Мальчика схватили, когда он нырнул в переулок, чтобы скрыться от торговца. Тот грозился избить его за украденное яблоко, потирая пузо, не давшее догнать вора. Мальчик нашёл во времени товарища по несчастью.
Оно снилось мальчику, круглощёкий голубоглазый малец — друг, которого у него никогда не было. Ещё ему снился приют. Сны про время были лучше. В них мальчика не колотили за шалости и не мучили старшие подростки, заставляя работать за них.
Он забыл момент, когда забыл своё имя.
Он забыл лицо настоятельницы приюта (её хлёсткий прут он забыть не смог, хотя старался).
Он не помнил лица родителей.
Но он помнил запах фиалок, растущих в приютском саду.
Фиалки завораживали его. Он мог часами наблюдать за ними (не то чтобы приютская рутина часто позволяла ему праздность). Он гладил бутоны, он вдыхал аромат распустившихся цветов. Затем он рвал особенно понравившуюся фиалку и прятал её в кармане, чтобы в течение дня украдкой подглядывать за тем, как она увядает.
Ещё его завораживала смерть.
Он не был убийцей: местные воробьи, крысы и коты могли быть спокойны около него. Но если они умирали рядом, вместо помощи он вставал неподалёку и наблюдал, стараясь поймать момент, когда животное отдаст последний вздох.
Случай благоволил ему: один из соседей заболел мокрым кашлем. Мальчик ночами пробирался в комнату больного (ему выделили отдельную) и следил за переменами в лице спящего.
Приют был беден. Хворь была сильна.
Однажды больной проснулся посреди ночи. Увидев мальчика, он вскрикнул и зашёлся приступом кашля. Дёрнулся, будто внутри что-то сломалось, захрипел, зацарапал пальцами грудь и обмяк.
Величайший триумф мальчика: стекленеющие глаза мертвеца. Он положил на подушку около головы больного засушенную фиалку и выскользнул, прежде чем в комнату зашли встревоженные монахини.
Фиалка выдала его. Оказалось, кто-то из детей приметил, что мальчик подворовывает цветы, и сообщил всполошённым невесть откуда взявшимся цветком сёстрам.
Мальчик сбежал.
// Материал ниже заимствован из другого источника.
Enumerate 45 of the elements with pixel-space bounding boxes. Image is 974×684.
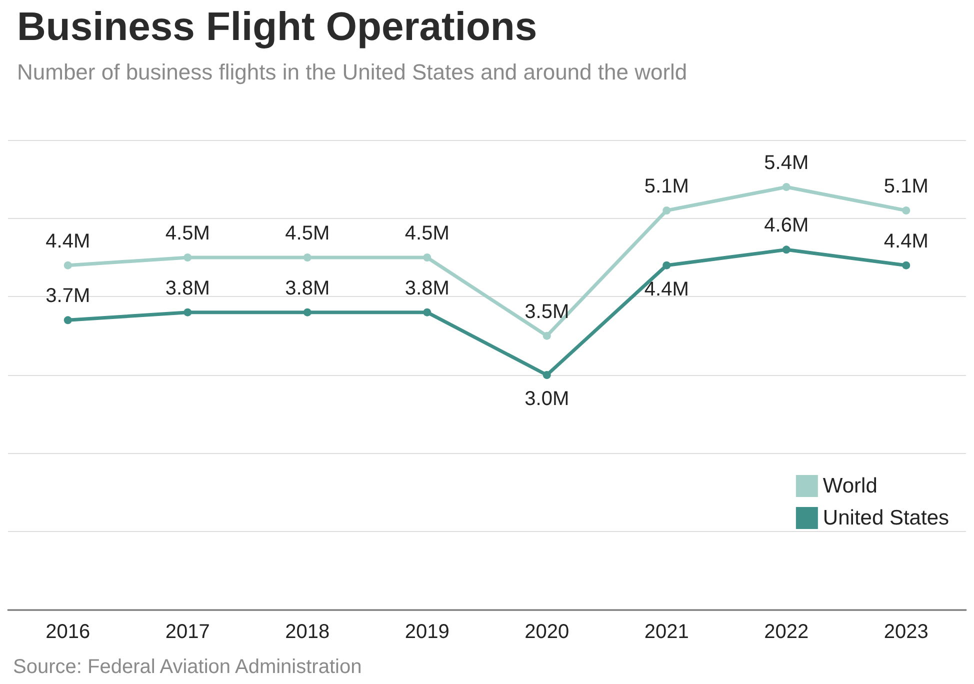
point xyxy=(64,261,72,270)
point xyxy=(303,254,312,262)
data-label: 3.8M xyxy=(285,277,330,300)
data-label: 5.4M xyxy=(764,152,809,174)
point xyxy=(64,316,72,324)
data-label: 3.0M xyxy=(524,388,570,410)
point xyxy=(542,332,551,340)
data-label: 4.5M xyxy=(404,222,450,244)
x-tick-label: 2023 xyxy=(884,621,928,643)
legend-label: World xyxy=(822,474,878,498)
point xyxy=(902,206,910,214)
point xyxy=(782,246,790,254)
point xyxy=(303,308,312,316)
point xyxy=(902,261,910,270)
point xyxy=(782,183,790,191)
data-label: 5.1M xyxy=(644,176,689,198)
data-label: 3.7M xyxy=(46,285,90,308)
data-label: 3.5M xyxy=(524,300,570,323)
data-label: 4.4M xyxy=(46,230,90,252)
x-tick-label: 2017 xyxy=(165,621,210,643)
point xyxy=(662,206,671,214)
x-tick-label: 2016 xyxy=(46,621,90,643)
data-label: 5.1M xyxy=(884,176,928,198)
source-note: Source: Federal Aviation Administration xyxy=(13,656,362,678)
data-label: 4.5M xyxy=(165,222,210,244)
point xyxy=(423,308,432,316)
data-label: 4.6M xyxy=(764,214,809,237)
data-label: 4.4M xyxy=(884,230,928,252)
chart-subtitle: Number of business flights in the United States and around the world xyxy=(17,60,688,84)
data-label: 3.8M xyxy=(404,277,450,300)
point xyxy=(542,371,551,379)
data-label: 4.4M xyxy=(644,278,689,300)
x-tick-label: 2018 xyxy=(285,621,330,643)
x-tick-label: 2021 xyxy=(644,621,689,643)
chart-title: Business Flight Operations xyxy=(17,5,538,49)
legend-label: United States xyxy=(822,506,950,530)
point xyxy=(423,254,432,262)
x-tick-label: 2020 xyxy=(524,621,570,643)
point xyxy=(662,261,671,270)
x-tick-label: 2022 xyxy=(764,621,809,643)
data-label: 3.8M xyxy=(165,277,210,300)
x-tick-label: 2019 xyxy=(404,621,450,643)
data-label: 4.5M xyxy=(285,222,330,244)
point xyxy=(184,254,192,262)
point xyxy=(184,308,192,316)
Очутился на улице. Начал воровать. Был пойман.
Теперь его грехи не имели значения. Он рассказал свою историю одному из соседей по камере, отцу Мавелу. Отец Мавел был священником Триединых. Он простил мальчика.
Отец Мавел простил всех, кто жил с ним в одной камере. В том заключалась его роль как пастыря — спасти души обречённых на смерть. Мальчика терзало сомнение в том, что Триединые защитят посмертие узников. Ведь их тюремщиками были некромаги. Так сказал отец Мавел, а он мнил себя знатоком по части приверженцев запретных искусств. Церковь Триединых боролась с ними.
Смутно вспоминались слухи о похищениях. В памяти копошился червь предостережения одной из монахинь, чтобы дети не ходили поодиночке. Всё это осталось в прошлом; жаль, что оно бесцеремонно вторгалось в дрёму.
Расписание жизни смертников включало всего несколько событий. Сон перемежался приёмом пищи — отвратительной похлёбки, редкими разговорами между собой, справлением нужды… и, безусловно, ритуалами.
Такими, как сейчас. Заключённых собрали в большом тупике, воздух в котором мертвел даже по сравнению с воздухом в их узилище. Источниками света служили чёрные сталактиты и сталагмиты, которые пульсацией потусторонней тьмы разгоняли тьму естественную.
Когда людей впервые привели сюда, кристаллов не было. Горела пара факелов, горели глаза мужчин в балахонах. После первого ритуала проросли первые кристаллы, в глубине которых жила светящаяся чернота.
Больше некромаги не присутствовали на церемонии. Они читали песнопения издалека, не приближаясь к выходу.
Перед началом первого ритуала собранные люди думали, что их убьют. Реальность была иной, хуже: непонятный ритуал изматывал нервы ожиданием смерти, но оставлял в живых, отчего после очередного сеанса магии люди едва могли прийти в себя. Гнетущая атмосфера приговора, который всё никак не наступит, сжигала души. Мальчик знал пару человек, которые умерли в камерах — просто потому, что сердце не выдерживало напряжения. Отец Мавел отпевал их. Мужчины в балахонах не возражали, и потому мальчик знал, что отпевания бесполезны.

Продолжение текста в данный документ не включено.